December 2, 2014

Why The Hobbit Films Could Never Be Like The Lord of the Rings

While I have to wait another (dreadfully long) two weeks to see the final installment in the Middle-earth Saga I'm trying to avoid as much of the online discussion as possible so I don't come across any spoilers.  Yet even in my seclusion I can't help but notice all the debate about The Hobbit vs. The Lord of the Rings...









     It seems like most of the people who are movie-only fans and have a negative impression of The Hobbit films have constantly complained about them not living up to expectations.  "It's just not like LotR" some say while other are a bit more specific in their opinions saying thing like, "There's not enough drama."  But I would argue that The Hobbit films could never be as good as The Lord of the Rings films - at least by the standards of the average movie-goer.

     Why?  Well just look at the history of the source material.  The Hobbit was originally published in 1937 as a children's story.  Because of its commercial and critical success, the publishers asked Tolkien to write a sequel.  This "New Hobbit" would grow over the next decade and a half to become something entirely different, The Lord of the Rings.  Tolkien in his letters acknowledged over and over again how this new story was much darker, epic, romantic, and more grown up than its predecessor.  Does that make The Hobbit a bad story?  Of course not!  It's just a different kind of tale. But since The Lord of the Rings was published in the 50s it has thrown a new lens over the eyes of the reader.  This Hobbit story now fits into the much larger picture of the Third Age.  It's a piece of the puzzle, no longer simply a stand alone work.


     May I remind you also that PJ & Co. made The Lord of the Rings films first and established the relatively darker world of Middle-earth portrayed in that tale.  Can you see the predicament?  The Hobbit films from the beginning were stuck between two extremes, the relatively light-hardheartedness of the original book and the dark epic expected and loved by fans of the LotR films.  To go either way would bring disappointment to at least some group of fans.

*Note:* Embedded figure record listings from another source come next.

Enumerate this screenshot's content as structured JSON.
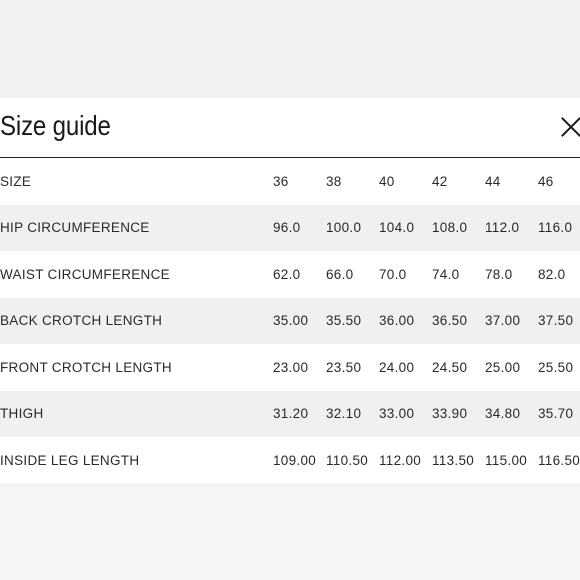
{
  "modal": {
    "title": "Size guide",
    "close_icon": "close-icon"
  },
  "table": {
    "rows": [
      {
        "label": "SIZE",
        "values": [
          "36",
          "38",
          "40",
          "42",
          "44",
          "46"
        ]
      },
      {
        "label": "HIP CIRCUMFERENCE",
        "values": [
          "96.0",
          "100.0",
          "104.0",
          "108.0",
          "112.0",
          "116.0"
        ]
      },
      {
        "label": "WAIST CIRCUMFERENCE",
        "values": [
          "62.0",
          "66.0",
          "70.0",
          "74.0",
          "78.0",
          "82.0"
        ]
      },
      {
        "label": "BACK CROTCH LENGTH",
        "values": [
          "35.00",
          "35.50",
          "36.00",
          "36.50",
          "37.00",
          "37.50"
        ]
      },
      {
        "label": "FRONT CROTCH LENGTH",
        "values": [
          "23.00",
          "23.50",
          "24.00",
          "24.50",
          "25.00",
          "25.50"
        ]
      },
      {
        "label": "THIGH",
        "values": [
          "31.20",
          "32.10",
          "33.00",
          "33.90",
          "34.80",
          "35.70"
        ]
      },
      {
        "label": "INSIDE LEG LENGTH",
        "values": [
          "109.00",
          "110.50",
          "112.00",
          "113.50",
          "115.00",
          "116.50"
        ]
      }
    ]
  }
}
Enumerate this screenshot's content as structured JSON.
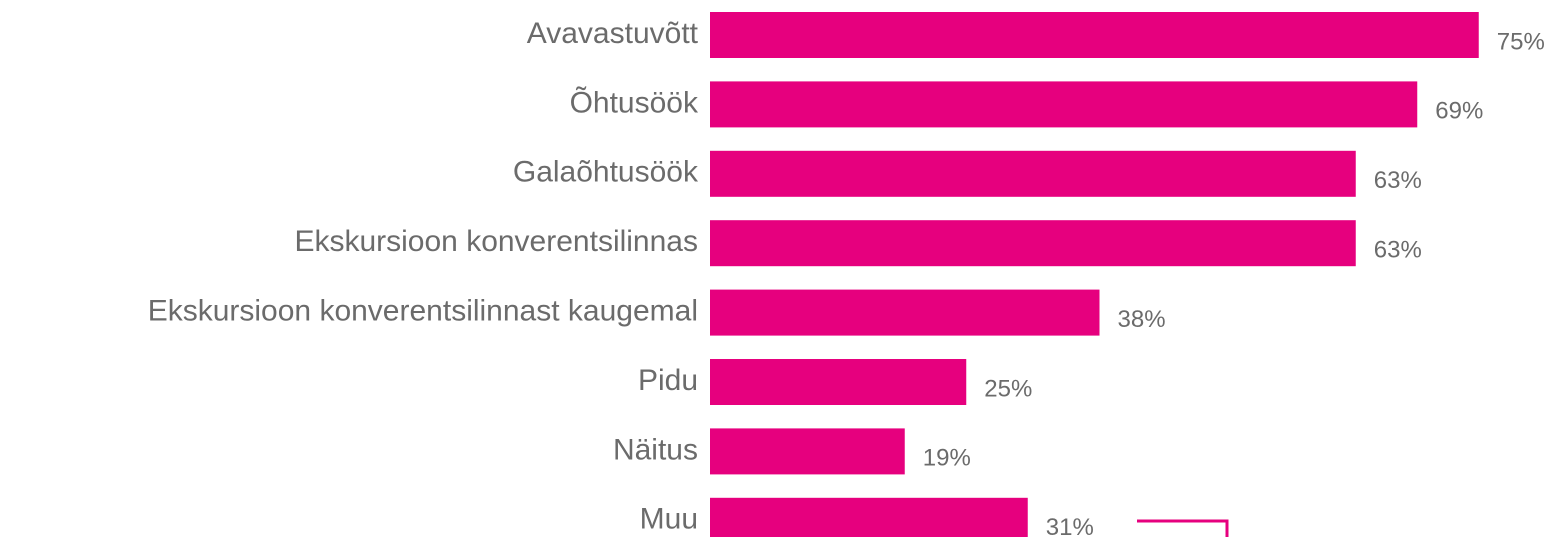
{
  "chart_data": {
    "type": "bar",
    "orientation": "horizontal",
    "categories": [
      "Avavastuvõtt",
      "Õhtusöök",
      "Galaõhtusöök",
      "Ekskursioon konverentsilinnas",
      "Ekskursioon konverentsilinnast kaugemal",
      "Pidu",
      "Näitus",
      "Muu"
    ],
    "values": [
      75,
      69,
      63,
      63,
      38,
      25,
      19,
      31
    ],
    "value_labels": [
      "75%",
      "69%",
      "63%",
      "63%",
      "38%",
      "25%",
      "19%",
      "31%"
    ],
    "color": "#e6007e"
  }
}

     Instead, PJ & Co. have done what I think is probably the most logical thing to do.  Because most everybody in the present age looks at The Hobbit in light of The Lord of the Rings they tried to essentially re-tell the story of The Hobbit in a way more similar in the style and tone of The Lord of the Rings (an endeavor attempted by Tolkien in the 60s) while still retaining some of the lightness and humor.  By doing so, PJ thrust himself between two opposing viewpoints.  Of course, some people haven't been happy about it.  Many of the movie-fans hungry for an epic quest have been a bit let down while some book fans have missed the more whimsical spirit of the original.  In this post I'm specifically trying to address those movie-fans by saying this: The Hobbit films could never be like The Lord of the Rings films because The Hobbit book is very different from The Lord of the Rings book.  Even though Peter Jackson has embellished a lot, The Hobbit films were never intended to out-do or match LotR in terms of scope, drama, and breadth.  That alone doesn't make them bad films with no character arcs or gorgeous and varied topography (things which these films have a lot of!). It means that they are different and different does not necessarily mean worse than or not as good as.  While they are part of the same grand story they are two distinct trilogies with different tales to tell.  A direct one on one comparison is ridiculous.



     Instead of constantly bashing The Hobbit for not being like The Lord of the Rings, I think Ringers and Tolkienists alike need to understand where Peter Jackson has been coming from and examine how he has balanced his re-telling between the LotR-esque epic and the whimsical children's tale.  Do the visual gags inter-spliced in action scenes bring the same kind of humor found in the original or do they subtract from the epic, grandiose side of the storytelling?  How does the "cleaner" look of the films visually give it a different tone from LotR?  What are the benefits and disadvantages of this?  How does it reflect the spirit of the original?  We as a fan-base need to move past the LotR vs. Hobbit debates and value and/or criticize each on their own merits.